What Are Money Market Account Xtra (MMAX) Accounts?

A Money Market Account Xtra (MMAX) account is a type of money market bank account. It is popular among parties wishing to make large deposits while also benefiting from the insurance coverage provided by the Federal Deposit Insurance Corporation (FDIC).

Whereas the FDIC typically only insures up to $250,000 per account, MMAX accounts can receive FDIC insurance for up to $5 million.

Key Takeaways

  • A MMAX account is a type of bank account that allows depositors to enjoy FDIC insurance of up to $5 million.
  • These accounts are made possible by distributing the deposited funds across a network of participating banking institutions.
  • MMAX accounts typically pay interest that is in between that of a savings account and a corporate bond.

Understanding MMAX Accounts

MMAX accounts function by pooling together a network of participating financial institutions. Specifically, these accounts are administered by the Institutional Deposits Corporation (IDC), which oversees a network of participating banks. 

Through this network, the IDC can offer MMAX accounts in which the deposited funds are effectively placed in multiple accounts held at the participating financial institutions. Because each account is eligible for up to $250,000 in FDIC insurance, the MMAX account can combine multiple accounts in order to obtain total insurance coverage of up to $5 million.

Because MMAX accounts involve coordination among multiple participating institutions, MMAX account holders are restricted to no more than six withdrawals per month. In exchange, MMAX depositors benefit from the higher insurance limit while also enjoying interest income that is higher than most checking or savings accounts.

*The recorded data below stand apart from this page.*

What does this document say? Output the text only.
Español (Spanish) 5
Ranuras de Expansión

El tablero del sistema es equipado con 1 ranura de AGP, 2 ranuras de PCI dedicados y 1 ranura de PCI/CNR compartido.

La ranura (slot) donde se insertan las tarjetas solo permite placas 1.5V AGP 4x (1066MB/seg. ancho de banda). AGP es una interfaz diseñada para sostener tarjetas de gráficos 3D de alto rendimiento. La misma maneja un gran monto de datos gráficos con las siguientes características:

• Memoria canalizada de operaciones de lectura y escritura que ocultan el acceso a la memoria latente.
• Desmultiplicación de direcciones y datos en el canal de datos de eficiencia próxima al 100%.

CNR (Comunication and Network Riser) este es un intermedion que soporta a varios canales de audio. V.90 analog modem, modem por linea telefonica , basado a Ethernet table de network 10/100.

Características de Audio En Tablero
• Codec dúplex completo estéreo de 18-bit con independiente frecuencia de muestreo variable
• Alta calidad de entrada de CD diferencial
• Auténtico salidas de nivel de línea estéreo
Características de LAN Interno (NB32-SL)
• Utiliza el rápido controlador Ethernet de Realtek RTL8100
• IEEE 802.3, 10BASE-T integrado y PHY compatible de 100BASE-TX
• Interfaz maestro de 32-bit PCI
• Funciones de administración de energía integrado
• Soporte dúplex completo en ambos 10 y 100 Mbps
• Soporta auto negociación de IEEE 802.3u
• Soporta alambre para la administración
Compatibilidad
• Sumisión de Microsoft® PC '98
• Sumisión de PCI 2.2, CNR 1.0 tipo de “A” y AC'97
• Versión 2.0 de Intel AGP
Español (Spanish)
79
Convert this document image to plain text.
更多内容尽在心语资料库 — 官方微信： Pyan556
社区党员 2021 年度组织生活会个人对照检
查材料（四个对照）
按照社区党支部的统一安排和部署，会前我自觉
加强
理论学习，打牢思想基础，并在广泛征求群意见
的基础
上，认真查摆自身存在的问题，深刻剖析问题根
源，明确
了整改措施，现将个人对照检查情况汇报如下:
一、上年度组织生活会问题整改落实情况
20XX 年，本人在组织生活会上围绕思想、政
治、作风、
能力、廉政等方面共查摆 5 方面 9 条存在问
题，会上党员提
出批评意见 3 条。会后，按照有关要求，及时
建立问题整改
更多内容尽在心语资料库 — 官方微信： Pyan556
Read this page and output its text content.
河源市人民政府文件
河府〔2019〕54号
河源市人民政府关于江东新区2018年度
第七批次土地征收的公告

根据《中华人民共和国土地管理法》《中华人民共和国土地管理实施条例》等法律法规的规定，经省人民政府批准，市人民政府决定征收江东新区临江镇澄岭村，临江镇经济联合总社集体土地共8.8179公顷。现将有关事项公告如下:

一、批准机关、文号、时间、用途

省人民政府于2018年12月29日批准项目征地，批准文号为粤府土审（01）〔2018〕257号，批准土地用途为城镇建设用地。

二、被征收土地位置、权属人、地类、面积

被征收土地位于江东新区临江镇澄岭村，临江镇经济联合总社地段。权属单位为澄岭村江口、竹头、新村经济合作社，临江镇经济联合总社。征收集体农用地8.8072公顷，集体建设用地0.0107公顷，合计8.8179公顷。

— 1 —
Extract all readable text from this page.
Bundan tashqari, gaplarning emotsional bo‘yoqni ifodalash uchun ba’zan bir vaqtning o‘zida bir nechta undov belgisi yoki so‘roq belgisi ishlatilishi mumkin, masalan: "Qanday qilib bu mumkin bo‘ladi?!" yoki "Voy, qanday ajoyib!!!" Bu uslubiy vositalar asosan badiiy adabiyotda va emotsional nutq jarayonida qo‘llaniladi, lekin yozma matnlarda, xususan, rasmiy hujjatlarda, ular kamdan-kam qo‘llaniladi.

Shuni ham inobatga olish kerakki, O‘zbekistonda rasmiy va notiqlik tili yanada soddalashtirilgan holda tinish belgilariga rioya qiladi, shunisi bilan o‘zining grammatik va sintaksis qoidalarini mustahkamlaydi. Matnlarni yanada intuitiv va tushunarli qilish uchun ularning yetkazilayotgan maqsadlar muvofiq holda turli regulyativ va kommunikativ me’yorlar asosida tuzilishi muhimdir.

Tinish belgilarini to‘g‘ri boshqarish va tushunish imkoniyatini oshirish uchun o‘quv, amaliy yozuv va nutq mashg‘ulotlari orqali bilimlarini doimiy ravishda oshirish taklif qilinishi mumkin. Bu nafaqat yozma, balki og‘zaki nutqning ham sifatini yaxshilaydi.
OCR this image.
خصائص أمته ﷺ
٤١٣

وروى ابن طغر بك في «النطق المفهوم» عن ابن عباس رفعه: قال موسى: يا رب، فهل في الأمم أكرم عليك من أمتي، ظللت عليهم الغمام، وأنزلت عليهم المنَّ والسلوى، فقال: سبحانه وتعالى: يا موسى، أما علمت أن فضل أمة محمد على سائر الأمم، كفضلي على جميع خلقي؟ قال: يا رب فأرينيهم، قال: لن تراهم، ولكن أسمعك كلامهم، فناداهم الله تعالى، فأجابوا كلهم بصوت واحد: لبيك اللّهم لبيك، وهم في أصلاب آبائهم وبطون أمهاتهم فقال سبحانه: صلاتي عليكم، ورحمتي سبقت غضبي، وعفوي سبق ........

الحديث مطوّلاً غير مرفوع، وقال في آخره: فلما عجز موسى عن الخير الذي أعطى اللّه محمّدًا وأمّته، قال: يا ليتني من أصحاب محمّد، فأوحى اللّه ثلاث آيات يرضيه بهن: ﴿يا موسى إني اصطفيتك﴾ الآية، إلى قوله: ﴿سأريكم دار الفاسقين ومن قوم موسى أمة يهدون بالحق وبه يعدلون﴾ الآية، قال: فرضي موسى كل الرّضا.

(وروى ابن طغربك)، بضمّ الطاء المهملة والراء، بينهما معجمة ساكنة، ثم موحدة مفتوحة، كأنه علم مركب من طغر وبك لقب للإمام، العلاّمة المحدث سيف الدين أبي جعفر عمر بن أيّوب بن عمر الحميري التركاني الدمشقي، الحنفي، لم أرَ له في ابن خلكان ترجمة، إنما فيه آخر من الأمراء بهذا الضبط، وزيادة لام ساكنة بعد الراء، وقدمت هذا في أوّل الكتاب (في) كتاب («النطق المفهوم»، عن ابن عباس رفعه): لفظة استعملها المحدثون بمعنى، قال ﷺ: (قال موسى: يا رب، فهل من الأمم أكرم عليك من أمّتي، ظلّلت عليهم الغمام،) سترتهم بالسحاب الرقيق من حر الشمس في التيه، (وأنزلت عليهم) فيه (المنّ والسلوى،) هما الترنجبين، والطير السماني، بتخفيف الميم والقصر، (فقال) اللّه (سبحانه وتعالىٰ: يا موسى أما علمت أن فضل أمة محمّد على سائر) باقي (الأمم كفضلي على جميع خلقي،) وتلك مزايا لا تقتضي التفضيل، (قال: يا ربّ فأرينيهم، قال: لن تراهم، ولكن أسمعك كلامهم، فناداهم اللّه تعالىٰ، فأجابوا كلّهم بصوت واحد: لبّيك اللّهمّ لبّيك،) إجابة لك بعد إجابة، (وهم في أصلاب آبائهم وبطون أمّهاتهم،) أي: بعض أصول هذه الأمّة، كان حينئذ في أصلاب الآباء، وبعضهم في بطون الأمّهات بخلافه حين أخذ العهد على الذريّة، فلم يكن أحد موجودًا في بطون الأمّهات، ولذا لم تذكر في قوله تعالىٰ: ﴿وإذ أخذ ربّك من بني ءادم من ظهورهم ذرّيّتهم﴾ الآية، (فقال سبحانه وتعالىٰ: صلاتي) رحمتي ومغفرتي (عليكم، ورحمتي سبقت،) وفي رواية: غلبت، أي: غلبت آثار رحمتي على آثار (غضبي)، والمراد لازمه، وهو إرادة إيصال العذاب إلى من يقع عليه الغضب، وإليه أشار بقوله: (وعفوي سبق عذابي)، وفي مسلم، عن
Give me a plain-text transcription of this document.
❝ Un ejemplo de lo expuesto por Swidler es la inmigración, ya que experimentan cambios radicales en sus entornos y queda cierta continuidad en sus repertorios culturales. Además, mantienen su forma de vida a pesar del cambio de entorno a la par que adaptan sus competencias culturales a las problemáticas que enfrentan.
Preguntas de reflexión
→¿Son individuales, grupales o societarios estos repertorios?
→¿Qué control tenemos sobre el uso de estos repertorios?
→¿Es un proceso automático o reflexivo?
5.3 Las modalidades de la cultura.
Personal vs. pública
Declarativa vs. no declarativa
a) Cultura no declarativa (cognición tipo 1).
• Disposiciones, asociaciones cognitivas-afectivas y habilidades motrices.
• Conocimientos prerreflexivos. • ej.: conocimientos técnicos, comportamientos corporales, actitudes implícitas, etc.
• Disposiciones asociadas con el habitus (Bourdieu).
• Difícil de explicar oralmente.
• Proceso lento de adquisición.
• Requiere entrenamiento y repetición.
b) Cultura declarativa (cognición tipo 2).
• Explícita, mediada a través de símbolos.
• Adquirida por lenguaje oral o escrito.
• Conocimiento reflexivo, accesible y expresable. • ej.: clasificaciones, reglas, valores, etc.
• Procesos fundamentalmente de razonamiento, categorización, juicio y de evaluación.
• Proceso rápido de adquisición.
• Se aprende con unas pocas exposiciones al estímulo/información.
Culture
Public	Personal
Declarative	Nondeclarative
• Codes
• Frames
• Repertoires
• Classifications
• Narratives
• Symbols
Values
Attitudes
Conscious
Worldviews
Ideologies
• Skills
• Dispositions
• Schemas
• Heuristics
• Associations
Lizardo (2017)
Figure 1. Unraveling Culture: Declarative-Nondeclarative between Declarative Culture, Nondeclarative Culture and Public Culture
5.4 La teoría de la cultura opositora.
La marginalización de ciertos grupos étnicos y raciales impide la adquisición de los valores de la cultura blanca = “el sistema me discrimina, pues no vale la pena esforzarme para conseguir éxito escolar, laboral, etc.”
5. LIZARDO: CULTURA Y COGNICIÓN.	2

MMAX accounts are popular among institutional banking customers that wish to obtain higher yields than are available from traditional bank accounts. Although the MMAX accounts do entail lower liquidity than a traditional account, they are still quite liquid compared to alternative holdings, such as corporate bonds. Additionally, MMAX accounts also offer limited check writing abilities.

Money Market Accounts

Money market accounts are a type of interest-bearing bank account. They are typically viewed as an intermediary option between more liquid and lower-yielding instruments, such as a traditional checking or savings account, and less liquid but higher-yielding options, such as corporate bonds or debentures. To achieve this, money market account providers invest the deposited funds into securities, such as certificates of deposit (CDs); government debt instruments, such as municipal, state, or federal bonds; and commercial paper, which offers higher yields than those paid on most bank accounts.

Real World Example of a MMAX Account

Emma is the owner of a large corporation. As a conservatively-minded operator, she is careful to maintain a large amount of liquid assets to help her company respond to any short-term liquidity needs. To that end, she keeps cash balances ranging between $500,000 and $1 million at her bank, XYZ Financial.

Although Emma may need to draw down the funds to deal with unanticipated capital expenditures (capex) or other irregular items, she typically does not need to withdraw from her account more than a few times per month. Therefore, she is able to entertain banking options that offer slightly less liquidity than a typical bank account, in exchange for a moderately higher yield.

For these reasons, and because of her conservative outlook, Emma opts for a MMAX account instead of alternatives such as a traditional savings account or corporate bonds. Through the MMAX account, she is able to obtain FDIC insurance on her deposits up to a maximum of $5 million. By contrast, a typical bank account would only permit FDIC insurance up to $250,000. Moreover, the MMAX account allows up to six withdrawals per month as well as some check writing ability. In exchange for the lower liquidity, the accounts offers a slightly higher yield than that of a savings account—although it is lower than most corporate bonds.